Fachliche Schulung: Kenntnisse in Finanzen, Betriebswirtschaft und der Branche sind essenziell.
Mentoring durch die Vorgänger: Ein enger Austausch mit den bisherigen Führungskräften ist wichtig, um deren Wissen und Erfahrung zu übernehmen.
Erfahrung im Familienbetrieb: Nach externer Praxis kann der Übernehmer gezielt in den Familienbetrieb integriert werden, um die Besonderheiten und Abläufe kennenzulernen.
Diese externen Erfahrungen stärken nicht nur die fachliche Kompetenz, sondern geben dem Übernehmer auch die Sicherheit, eigene Ideen einzubringen und souverän zu führen.
4. Einbindung der gesamten Familie
Auch Familienmitglieder, die nicht aktiv im Unternehmen tätig sind, sollten in den Übergabeprozess einbezogen werden, insbesondere bei Entscheidungen zu Eigentum, Geschäftsanteilen oder Ausschüttungen. Klare Absprachen und schriftliche Regelungen verhindern spätere Konflikte.
5. Steuerliche und rechtliche Aspekte regeln
Die Übergabe muss aus rechtlicher und steuerlicher Sicht optimal vorbereitet werden, um unnötige Belastungen zu vermeiden:
- Übertragungsverträge
- Steueroptimierung (z. B. Nutzung von Freibeträgen oder Nachfolgeregelungen)
- Klärung der Unternehmensform und Anteile
Hier ist die Zusammenarbeit mit Steuerberatern, Rechtsanwälten und Notaren unerlässlich.
6. Emotionalen Aspekten Raum geben
Eine Betriebsübergabe ist nicht nur ein wirtschaftlicher Prozess, sondern auch ein emotionaler.
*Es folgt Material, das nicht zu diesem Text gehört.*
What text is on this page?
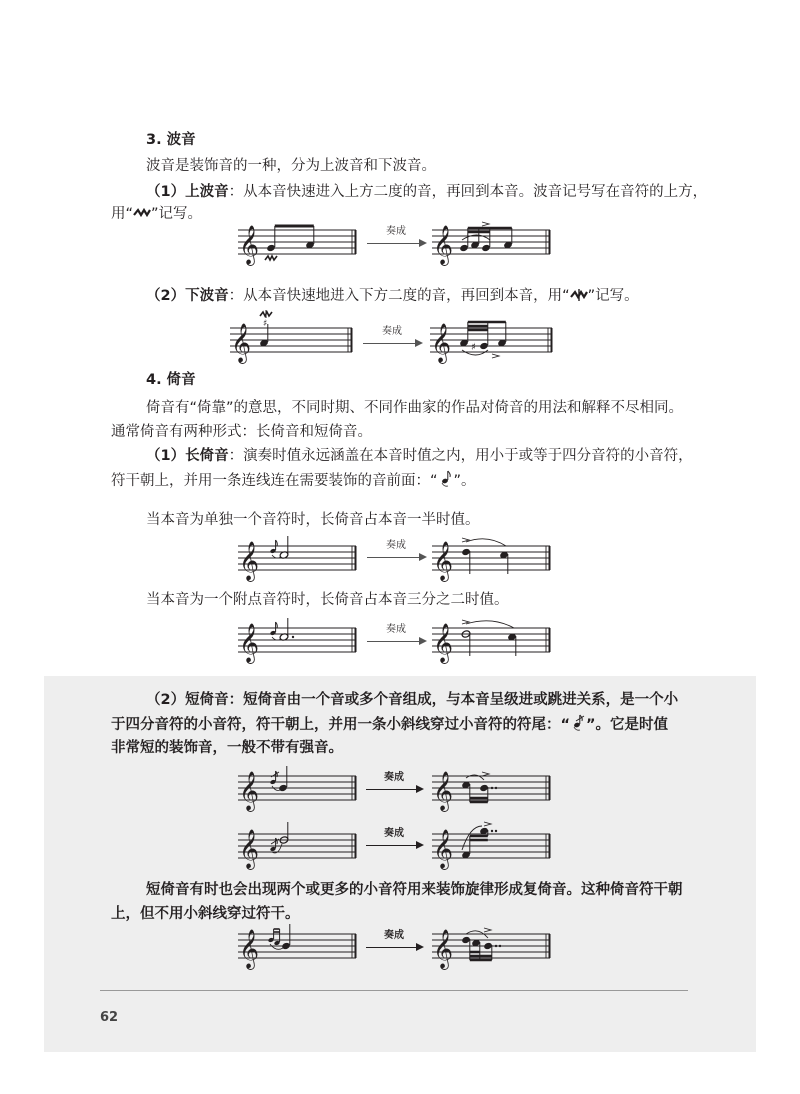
3. 波音
波音是装饰音的一种，分为上波音和下波音。
（1）上波音：从本音快速进入上方二度的音，再回到本音。波音记号写在音符的上方，
用“ ”记写。
𝄞	奏成 𝄞
（2）下波音：从本音快速地进入下方二度的音，再回到本音，用“ ”记写。
𝄞 ♯
奏成 𝄞 ♯
4. 倚音
倚音有“倚靠”的意思，不同时期、不同作曲家的作品对倚音的用法和解释不尽相同。
通常倚音有两种形式：长倚音和短倚音。
（1）长倚音：演奏时值永远涵盖在本音时值之内，用小于或等于四分音符的小音符，
符干朝上，并用一条连线连在需要装饰的音前面：“ ”。
当本音为单独一个音符时，长倚音占本音一半时值。
𝄞	奏成 𝄞
当本音为一个附点音符时，长倚音占本音三分之二时值。
𝄞	奏成 𝄞
（2）短倚音：短倚音由一个音或多个音组成，与本音呈级进或跳进关系，是一个小
于四分音符的小音符，符干朝上，并用一条小斜线穿过小音符的符尾：“ ”。它是时值
非常短的装饰音，一般不带有强音。
𝄞	奏成 𝄞
𝄞	奏成 𝄞
短倚音有时也会出现两个或更多的小音符用来装饰旋律形成复倚音。这种倚音符干朝
上，但不用小斜线穿过符干。
𝄞	奏成 𝄞
62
Für die Übergeber bedeutet die Abgabe des Lebenswerks oft einen Einschnitt, der gut verarbeitet werden muss. Gleichzeitig kann der Übernehmer Druck spüren, den Erwartungen gerecht zu werden.
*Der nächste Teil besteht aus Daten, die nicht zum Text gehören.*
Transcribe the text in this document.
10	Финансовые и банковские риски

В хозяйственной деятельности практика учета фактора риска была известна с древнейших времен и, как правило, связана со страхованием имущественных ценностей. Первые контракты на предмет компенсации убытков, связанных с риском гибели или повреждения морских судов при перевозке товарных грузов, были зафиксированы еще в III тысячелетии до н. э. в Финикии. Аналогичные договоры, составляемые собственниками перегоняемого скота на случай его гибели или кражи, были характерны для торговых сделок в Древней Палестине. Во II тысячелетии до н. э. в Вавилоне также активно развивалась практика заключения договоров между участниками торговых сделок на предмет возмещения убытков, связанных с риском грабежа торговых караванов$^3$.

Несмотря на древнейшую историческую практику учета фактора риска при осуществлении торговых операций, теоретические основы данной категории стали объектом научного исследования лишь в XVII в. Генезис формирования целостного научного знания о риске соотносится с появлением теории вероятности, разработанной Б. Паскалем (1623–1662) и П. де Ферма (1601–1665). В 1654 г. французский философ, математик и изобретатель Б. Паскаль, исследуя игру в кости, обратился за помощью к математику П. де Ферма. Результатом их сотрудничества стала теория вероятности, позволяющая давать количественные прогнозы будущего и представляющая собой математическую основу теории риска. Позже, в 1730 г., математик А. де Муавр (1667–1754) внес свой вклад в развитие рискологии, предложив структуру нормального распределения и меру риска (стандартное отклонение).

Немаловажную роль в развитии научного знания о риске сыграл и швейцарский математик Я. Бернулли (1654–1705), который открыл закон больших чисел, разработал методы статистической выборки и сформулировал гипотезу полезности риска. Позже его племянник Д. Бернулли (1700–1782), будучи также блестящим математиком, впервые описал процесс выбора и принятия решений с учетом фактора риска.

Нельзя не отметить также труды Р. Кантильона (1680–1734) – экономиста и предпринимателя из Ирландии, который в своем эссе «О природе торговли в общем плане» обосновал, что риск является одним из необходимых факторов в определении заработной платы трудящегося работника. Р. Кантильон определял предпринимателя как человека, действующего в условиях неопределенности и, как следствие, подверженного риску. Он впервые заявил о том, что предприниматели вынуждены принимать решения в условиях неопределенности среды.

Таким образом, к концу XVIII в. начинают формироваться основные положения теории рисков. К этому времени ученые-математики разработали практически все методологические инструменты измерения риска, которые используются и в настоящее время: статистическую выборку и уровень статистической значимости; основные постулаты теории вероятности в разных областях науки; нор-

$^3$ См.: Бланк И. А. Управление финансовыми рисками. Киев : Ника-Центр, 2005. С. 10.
Tipp: Offenheit und Respekt im Umgang miteinander sind entscheidend, um Spannungen zu vermeiden.
7. Tradition mit Innovation verbinden
Die neue Generation sollte nicht nur die Traditionen bewahren, sondern auch eigene Ideen und Innovationen einbringen, um das Unternehmen weiterzuentwickeln. Dabei ist es wichtig, stets das Wohl des Unternehmens im Blick zu behalten – es geht nicht um persönliche Selbstverwirklichung, sondern um nachhaltigen Erfolg.
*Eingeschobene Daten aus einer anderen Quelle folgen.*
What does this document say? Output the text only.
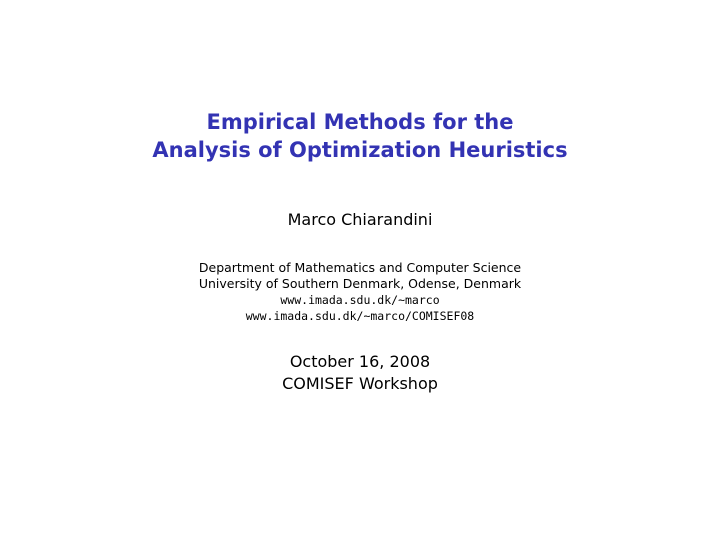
Empirical Methods for the
Analysis of Optimization Heuristics
Marco Chiarandini
Department of Mathematics and Computer Science
University of Southern Denmark, Odense, Denmark
www.imada.sdu.dk/~marco
www.imada.sdu.dk/~marco/COMISEF08
October 16, 2008
COMISEF Workshop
8. Klare Übergangsphase definieren
Die Übergabe sollte als Prozess gestaltet werden, nicht als einmaliger Akt. Eine schrittweise Übergangsphase erleichtert es dem Nachfolger, in die Rolle hineinzuwachsen, und gibt dem Vorgänger die Möglichkeit, weiterhin unterstützend zur Verfügung zu stehen.
9. Kommunikation mit Mitarbeitern und Partnern
Eine offene und transparente Kommunikation mit Mitarbeitern, Geschäftspartnern und Kunden ist essenziell. Sie sollten frühzeitig über den Übergabeprozess informiert werden, um Vertrauen und Stabilität zu gewährleisten.
10. Externe Unterstützung nutzen
Nachfolgeexperten, Mediatoren oder Mentoren können helfen, den Übergabeprozess strukturiert und konfliktfrei zu gestalten. Eine neutrale Perspektive kann dabei oft wertvolle Impulse liefern.
Fazit
Eine gelungene Betriebsübergabe in der Familie erfordert eine Balance zwischen Tradition und Veränderung. Durch externe Führungserfahrung, klare Planung, offene Kommunikation und gegenseitigen Respekt kann die nächste Generation das Unternehmen zukunftssicher übernehmen und langfristig erfolgreich weiterführen.